11.11.2018 00:58:51
Sormayın kaderime bahtımın hatırını
Naz edip hergün küsen, kaş çatan vicdansız o.
Ne zaman nefes alsam indirip satırını
Umutlarımı kesen, ağlatan vicdansız o.
O, sevimsiz yaratık; iflah olmaz ucube
Kucağına doğduğum başıma belâ ebe
Doğumdan usanmayan; hüzün, kedere gebe
Ağız tadımı bozan, militan, vicdansız o.
Kara ile boyamış; Takan takmış ardıma
Gurbete döndü gönlüm; el oldum öz yurduma
Kaç kez yardım dilendim, bön bön bakıp derdime
Derman olmak bir yana, dert katan vicdansız o.

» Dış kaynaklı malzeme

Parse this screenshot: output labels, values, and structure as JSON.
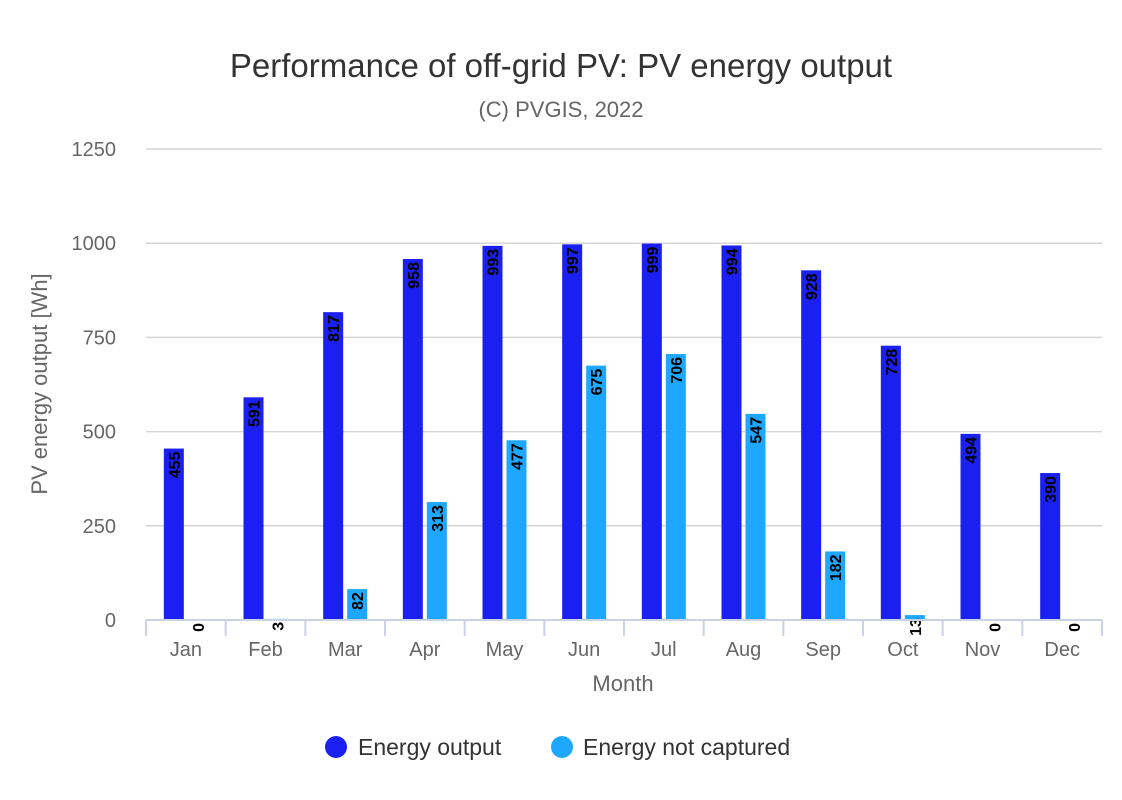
{
  "chart_data": {
    "type": "bar",
    "title": "Performance of off-grid PV: PV energy output",
    "subtitle": "(C) PVGIS, 2022",
    "xlabel": "Month",
    "ylabel": "PV energy output [Wh]",
    "categories": [
      "Jan",
      "Feb",
      "Mar",
      "Apr",
      "May",
      "Jun",
      "Jul",
      "Aug",
      "Sep",
      "Oct",
      "Nov",
      "Dec"
    ],
    "series": [
      {
        "name": "Energy output",
        "color": "#1a20f0",
        "values": [
          455,
          591,
          817,
          958,
          993,
          997,
          999,
          994,
          928,
          728,
          494,
          390
        ]
      },
      {
        "name": "Energy not captured",
        "color": "#1ea7ff",
        "values": [
          0,
          3,
          82,
          313,
          477,
          675,
          706,
          547,
          182,
          13,
          0,
          0
        ]
      }
    ],
    "ylim": [
      0,
      1250
    ],
    "yticks": [
      0,
      250,
      500,
      750,
      1000,
      1250
    ],
    "grid": true,
    "legend_position": "bottom-center"
  }
}
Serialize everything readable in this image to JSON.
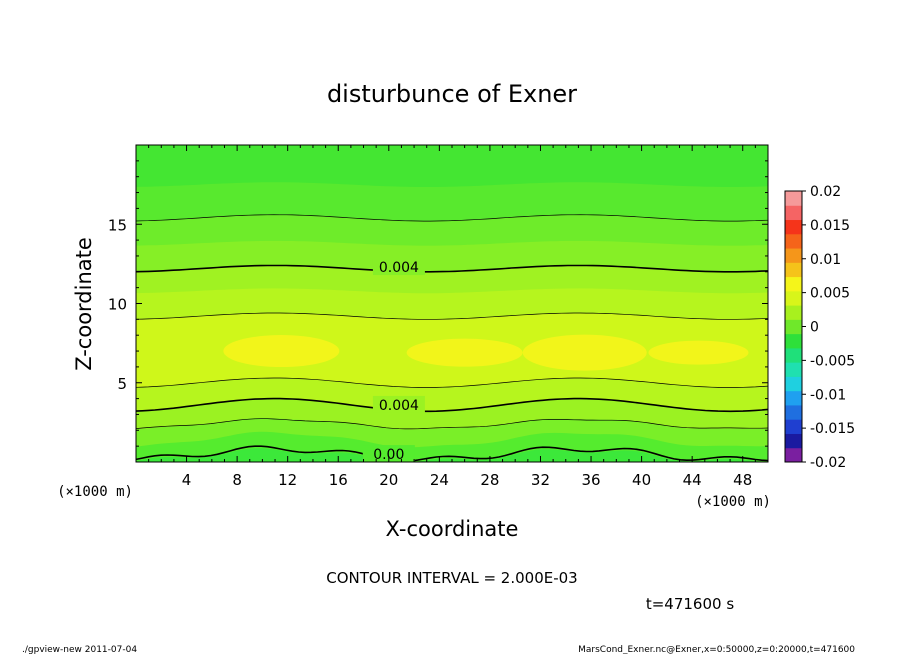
{
  "chart_data": {
    "type": "heatmap",
    "title": "disturbunce of Exner",
    "xlabel": "X-coordinate",
    "ylabel": "Z-coordinate",
    "x_unit_left": "(×1000 m)",
    "x_unit_right": "(×1000 m)",
    "xlim": [
      0,
      50
    ],
    "ylim": [
      0,
      20
    ],
    "x_ticks": [
      4,
      8,
      12,
      16,
      20,
      24,
      28,
      32,
      36,
      40,
      44,
      48
    ],
    "y_ticks": [
      5,
      10,
      15
    ],
    "contour_interval": "CONTOUR INTERVAL = 2.000E-03",
    "time_label": "t=471600 s",
    "colorbar": {
      "ticks": [
        "0.02",
        "0.015",
        "0.01",
        "0.005",
        "0",
        "-0.005",
        "-0.01",
        "-0.015",
        "-0.02"
      ],
      "range": [
        -0.02,
        0.02
      ],
      "colors": [
        "#7a1fa0",
        "#1a1aa0",
        "#1f3fd0",
        "#1f6fe0",
        "#1fa0f0",
        "#1fd0e0",
        "#1fe0b0",
        "#1fe07a",
        "#2ee03a",
        "#6fe82a",
        "#a8f01e",
        "#d8f51a",
        "#f5f51a",
        "#f5c31a",
        "#f5961a",
        "#f5641a",
        "#f5341a",
        "#f56464",
        "#f59a9a"
      ]
    },
    "contour_labels": [
      {
        "text": "0.004",
        "x": 20.8,
        "z": 12.3
      },
      {
        "text": "0.004",
        "x": 20.8,
        "z": 3.6
      },
      {
        "text": "0.00",
        "x": 20.0,
        "z": 0.5
      }
    ],
    "field": {
      "description_bands": [
        {
          "z": [
            0,
            1.4
          ],
          "level": "0.000-0.002"
        },
        {
          "z": [
            1.4,
            5.0
          ],
          "level": "0.002-0.006"
        },
        {
          "z": [
            5.0,
            9.2
          ],
          "level": "0.006-0.008"
        },
        {
          "z": [
            9.2,
            15.5
          ],
          "level": "0.002-0.006"
        },
        {
          "z": [
            15.5,
            20
          ],
          "level": "0.000-0.002"
        }
      ]
    }
  },
  "footer": {
    "left": "./gpview-new   2011-07-04",
    "right": "MarsCond_Exner.nc@Exner,x=0:50000,z=0:20000,t=471600"
  }
}
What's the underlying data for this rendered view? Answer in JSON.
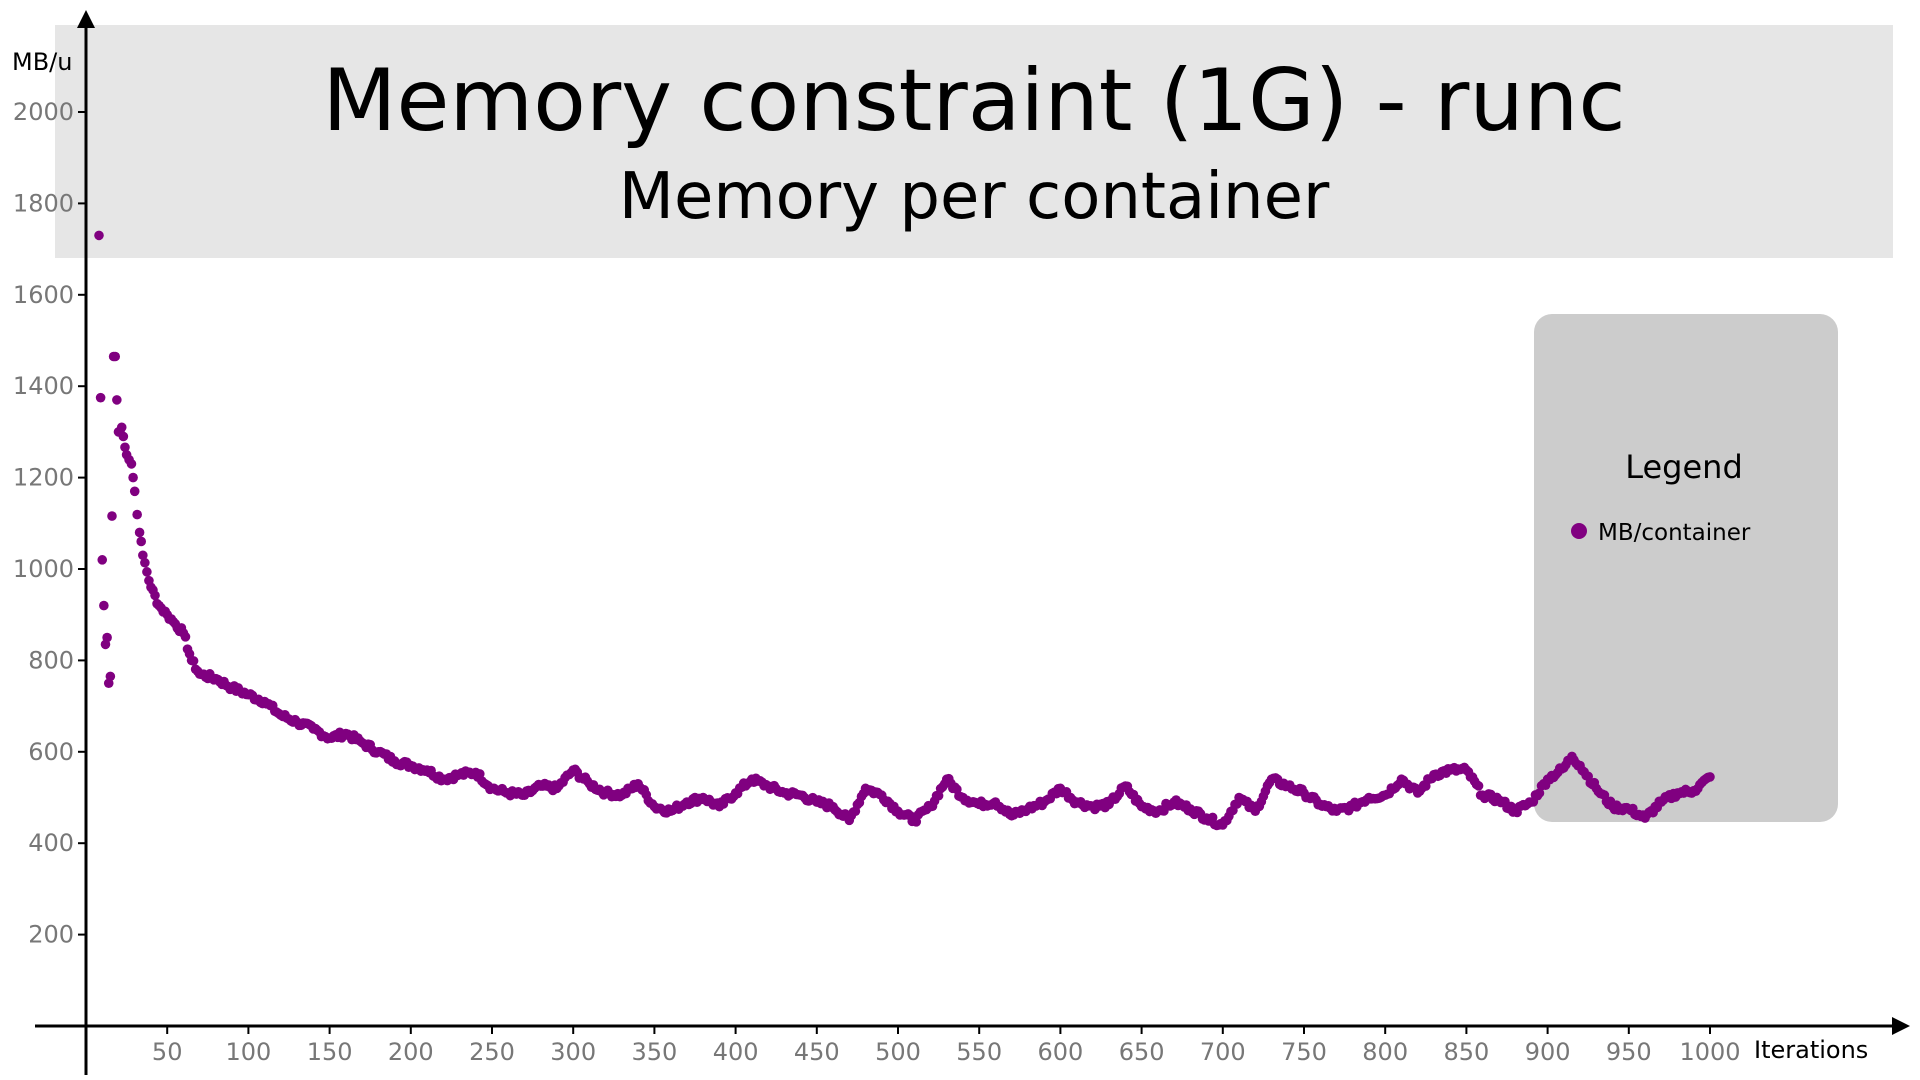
{
  "chart_data": {
    "type": "scatter",
    "title": "Memory constraint (1G) - runc",
    "subtitle": "Memory per container",
    "xlabel": "Iterations",
    "ylabel": "MB/u",
    "xlim": [
      0,
      1000
    ],
    "ylim": [
      0,
      2000
    ],
    "x_ticks": [
      "50",
      "100",
      "150",
      "200",
      "250",
      "300",
      "350",
      "400",
      "450",
      "500",
      "550",
      "600",
      "650",
      "700",
      "750",
      "800",
      "850",
      "900",
      "950",
      "1000"
    ],
    "y_ticks": [
      "200",
      "400",
      "600",
      "800",
      "1000",
      "1200",
      "1400",
      "1600",
      "1800",
      "2000"
    ],
    "grid": false,
    "legend": {
      "title": "Legend",
      "position": "right"
    },
    "series": [
      {
        "name": "MB/container",
        "color": "#800080",
        "anchors": [
          [
            8,
            1730
          ],
          [
            10,
            1020
          ],
          [
            11,
            920
          ],
          [
            12,
            835
          ],
          [
            13,
            850
          ],
          [
            14,
            750
          ],
          [
            15,
            765
          ],
          [
            17,
            1465
          ],
          [
            18,
            1465
          ],
          [
            19,
            1370
          ],
          [
            20,
            1300
          ],
          [
            22,
            1310
          ],
          [
            23,
            1290
          ],
          [
            25,
            1250
          ],
          [
            28,
            1230
          ],
          [
            30,
            1170
          ],
          [
            33,
            1080
          ],
          [
            35,
            1030
          ],
          [
            40,
            960
          ],
          [
            45,
            920
          ],
          [
            50,
            900
          ],
          [
            55,
            880
          ],
          [
            60,
            860
          ],
          [
            65,
            800
          ],
          [
            70,
            770
          ],
          [
            80,
            760
          ],
          [
            90,
            740
          ],
          [
            100,
            725
          ],
          [
            110,
            710
          ],
          [
            120,
            680
          ],
          [
            130,
            665
          ],
          [
            140,
            650
          ],
          [
            150,
            630
          ],
          [
            160,
            640
          ],
          [
            170,
            620
          ],
          [
            180,
            600
          ],
          [
            190,
            580
          ],
          [
            200,
            570
          ],
          [
            210,
            560
          ],
          [
            220,
            540
          ],
          [
            230,
            550
          ],
          [
            240,
            555
          ],
          [
            250,
            520
          ],
          [
            260,
            510
          ],
          [
            270,
            505
          ],
          [
            280,
            525
          ],
          [
            290,
            520
          ],
          [
            300,
            560
          ],
          [
            310,
            530
          ],
          [
            320,
            510
          ],
          [
            330,
            505
          ],
          [
            340,
            530
          ],
          [
            350,
            480
          ],
          [
            360,
            470
          ],
          [
            370,
            490
          ],
          [
            380,
            500
          ],
          [
            390,
            480
          ],
          [
            400,
            510
          ],
          [
            410,
            540
          ],
          [
            420,
            525
          ],
          [
            430,
            510
          ],
          [
            440,
            505
          ],
          [
            450,
            490
          ],
          [
            460,
            480
          ],
          [
            470,
            450
          ],
          [
            480,
            520
          ],
          [
            490,
            505
          ],
          [
            500,
            470
          ],
          [
            510,
            450
          ],
          [
            520,
            480
          ],
          [
            530,
            540
          ],
          [
            540,
            500
          ],
          [
            550,
            485
          ],
          [
            560,
            490
          ],
          [
            570,
            460
          ],
          [
            580,
            475
          ],
          [
            590,
            490
          ],
          [
            600,
            520
          ],
          [
            610,
            490
          ],
          [
            620,
            480
          ],
          [
            630,
            485
          ],
          [
            640,
            525
          ],
          [
            650,
            480
          ],
          [
            660,
            470
          ],
          [
            670,
            490
          ],
          [
            680,
            475
          ],
          [
            690,
            455
          ],
          [
            700,
            440
          ],
          [
            710,
            500
          ],
          [
            720,
            470
          ],
          [
            730,
            540
          ],
          [
            740,
            525
          ],
          [
            750,
            510
          ],
          [
            760,
            485
          ],
          [
            770,
            470
          ],
          [
            780,
            480
          ],
          [
            790,
            500
          ],
          [
            800,
            505
          ],
          [
            810,
            540
          ],
          [
            820,
            510
          ],
          [
            830,
            550
          ],
          [
            840,
            560
          ],
          [
            850,
            560
          ],
          [
            860,
            505
          ],
          [
            870,
            495
          ],
          [
            880,
            470
          ],
          [
            890,
            490
          ],
          [
            900,
            540
          ],
          [
            910,
            565
          ],
          [
            915,
            590
          ],
          [
            920,
            570
          ],
          [
            930,
            520
          ],
          [
            940,
            480
          ],
          [
            950,
            475
          ],
          [
            960,
            455
          ],
          [
            970,
            490
          ],
          [
            980,
            510
          ],
          [
            990,
            515
          ],
          [
            1000,
            545
          ]
        ]
      }
    ]
  }
}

Ne varsa hüzne dair, özen ile elerken
Tan doğmuş, güneşimin şuası gülümserken
Yediğim darbelerin izi geçecek derken
Kapanan yaraları kanatan vicdansız o.
Bir zamanlar saçıma geçmezken geniş tarak
Bilin, neden dökülmüş, neden şimdi böyle ak
Kapı açmasam dahi, sinsice yaklaşarak
Hücrelerime sızan aldatan vicdansız o.
Yanılıp dese dahi " sırtını bana yasla! "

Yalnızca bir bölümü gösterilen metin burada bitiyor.